Follower of Giovanni Antonio Canal, il Canaletto
VAT rate of 5% is payable on hammer price and at 1… Read more
Follower of Giovanni Antonio Canal, il Canaletto

The Church and Campo Santi Giovanni e Paolo, Venice, with the Scuola Grande di San Marco and Verrocchio's equestrian monument to Bartolomeo Colleoni

Details
Follower of Giovanni Antonio Canal, il Canaletto
The Church and Campo Santi Giovanni e Paolo, Venice, with the Scuola Grande di San Marco and Verrocchio's equestrian monument to Bartolomeo Colleoni
oil on canvas
17 x 13½ in. (33.2 x 34.2 cm.)
Provenance
Lord Ellenborough.
Henry G. Bohn, North End House, Twickenham; Christie's, London, 19-28 March 1885, part of lot 93, as 'A. Canaletti' (85 gns. to Lesser).
Francis Capel-Cure, Badger Hall, Shropshire; Christie's, London, 6 May 1905, lot 39, as 'A. Canaletto'.
with Galerie S. Giorgio, Rome (prior to 1938).
Vincent Milligan, New York, by whom given to the present owner in 1997.
Literature
W.G. Constable, Canaletto: Giovanni Antonio Canal, 1697-1768, Oxford, 1989, II, pp. 341-2, 308c, as a version of SS. Giovanni e Paolo and the Monument to Bartolommeo Colleoni at Windsor.
Special notice
VAT rate of 5% is payable on hammer price and at 15% on the buyer's premium

Lot Essay

This canvas depends ultimately on Canaletto's view of SS. Giovanni e Paolo, originally owned by Consul Smith and now in the Royal Collection (Constable, no. 308), Visentini's engraving of which was published in 1742. As Constable observed, this picture differs from the prototype in being taken from the further side of the Rio dei Mendicanti and introducing a quay, which did not in fact exist. In the 1885 sale, the picture, misidentified as of San Giorgio, was sold with two others of the same unusual format, St. Mark's Quay and the Doge's Palace.

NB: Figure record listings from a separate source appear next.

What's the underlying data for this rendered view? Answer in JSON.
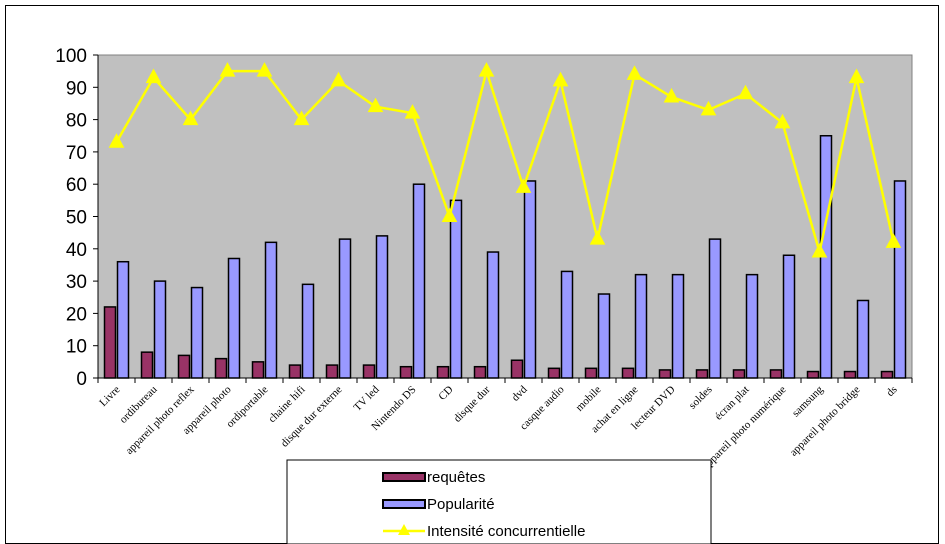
{
  "chart_data": {
    "type": "bar",
    "categories": [
      "Livre",
      "ordibureau",
      "appareil photo reflex",
      "appareil photo",
      "ordiportable",
      "chaine hifi",
      "disque dur externe",
      "TV led",
      "Nintendo DS",
      "CD",
      "disque dur",
      "dvd",
      "casque audio",
      "mobile",
      "achat en ligne",
      "lecteur DVD",
      "soldes",
      "écran plat",
      "appareil photo numérique",
      "samsung",
      "appareil photo bridge",
      "ds"
    ],
    "series": [
      {
        "name": "requêtes",
        "kind": "bar",
        "color": "#993366",
        "values": [
          22,
          8,
          7,
          6,
          5,
          4,
          4,
          4,
          3.5,
          3.5,
          3.5,
          5.5,
          3,
          3,
          3,
          2.5,
          2.5,
          2.5,
          2.5,
          2,
          2,
          2
        ]
      },
      {
        "name": "Popularité",
        "kind": "bar",
        "color": "#9999ff",
        "values": [
          36,
          30,
          28,
          37,
          42,
          29,
          43,
          44,
          60,
          55,
          39,
          61,
          33,
          26,
          32,
          32,
          43,
          32,
          38,
          75,
          24,
          61
        ]
      },
      {
        "name": "Intensité concurrentielle",
        "kind": "line",
        "color": "#ffff00",
        "values": [
          73,
          93,
          80,
          95,
          95,
          80,
          92,
          84,
          82,
          50,
          95,
          59,
          92,
          43,
          94,
          87,
          83,
          88,
          79,
          39,
          93,
          42
        ]
      }
    ],
    "ylim": [
      0,
      100
    ],
    "yticks": [
      "0",
      "10",
      "20",
      "30",
      "40",
      "50",
      "60",
      "70",
      "80",
      "90",
      "100"
    ],
    "plot_background": "#c0c0c0",
    "grid": false,
    "legend": "bottom-center"
  }
}
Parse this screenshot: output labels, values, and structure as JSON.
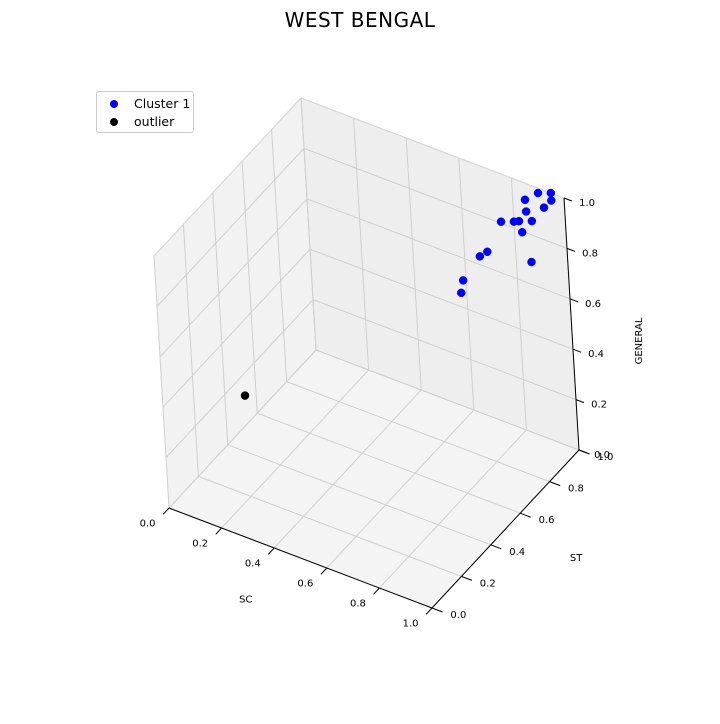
{
  "chart_data": {
    "type": "scatter",
    "projection": "3d",
    "title": "WEST BENGAL",
    "xlabel": "SC",
    "ylabel": "ST",
    "zlabel": "GENERAL",
    "xlim": [
      0,
      1
    ],
    "ylim": [
      0,
      1
    ],
    "zlim": [
      0,
      1
    ],
    "xticks": [
      "0.0",
      "0.2",
      "0.4",
      "0.6",
      "0.8",
      "1.0"
    ],
    "yticks": [
      "0.0",
      "0.2",
      "0.4",
      "0.6",
      "0.8",
      "1.0"
    ],
    "zticks": [
      "0.0",
      "0.2",
      "0.4",
      "0.6",
      "0.8",
      "1.0"
    ],
    "grid": true,
    "legend_position": "upper-left",
    "series": [
      {
        "name": "Cluster 1",
        "color": "#0000ff",
        "points": [
          [
            0.95,
            1.0,
            0.97
          ],
          [
            0.9,
            0.95,
            0.9
          ],
          [
            0.92,
            1.0,
            0.93
          ],
          [
            0.95,
            1.0,
            1.0
          ],
          [
            0.95,
            0.85,
            0.82
          ],
          [
            0.85,
            0.95,
            0.88
          ],
          [
            0.83,
            0.95,
            0.87
          ],
          [
            0.86,
            0.98,
            0.95
          ],
          [
            0.88,
            0.95,
            0.93
          ],
          [
            0.9,
            1.0,
            0.98
          ],
          [
            0.78,
            0.95,
            0.85
          ],
          [
            0.75,
            0.9,
            0.75
          ],
          [
            0.72,
            0.9,
            0.72
          ],
          [
            0.68,
            0.85,
            0.64
          ],
          [
            0.7,
            0.8,
            0.63
          ],
          [
            0.86,
            0.95,
            0.84
          ]
        ]
      },
      {
        "name": "outlier",
        "color": "#000000",
        "points": [
          [
            0.2,
            0.2,
            0.4
          ]
        ]
      }
    ]
  }
}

The pictures were presumably acquired by Edward Law, 1st Earl of Ellenborough (1790-1871), the Tory politician and Governor-General of India in 1841-44, whose second wife Jane Digby was one of the more flamboyant women of her age, living in Damascus after her divorce. Its next owner, Henry G. Bohn, was an influential publisher. Francis Capel-Cure, who subsequently obtained the picture, had with Badger Hall, inherited what remained of the major picture collection formed in Venice by Edward Cheyney.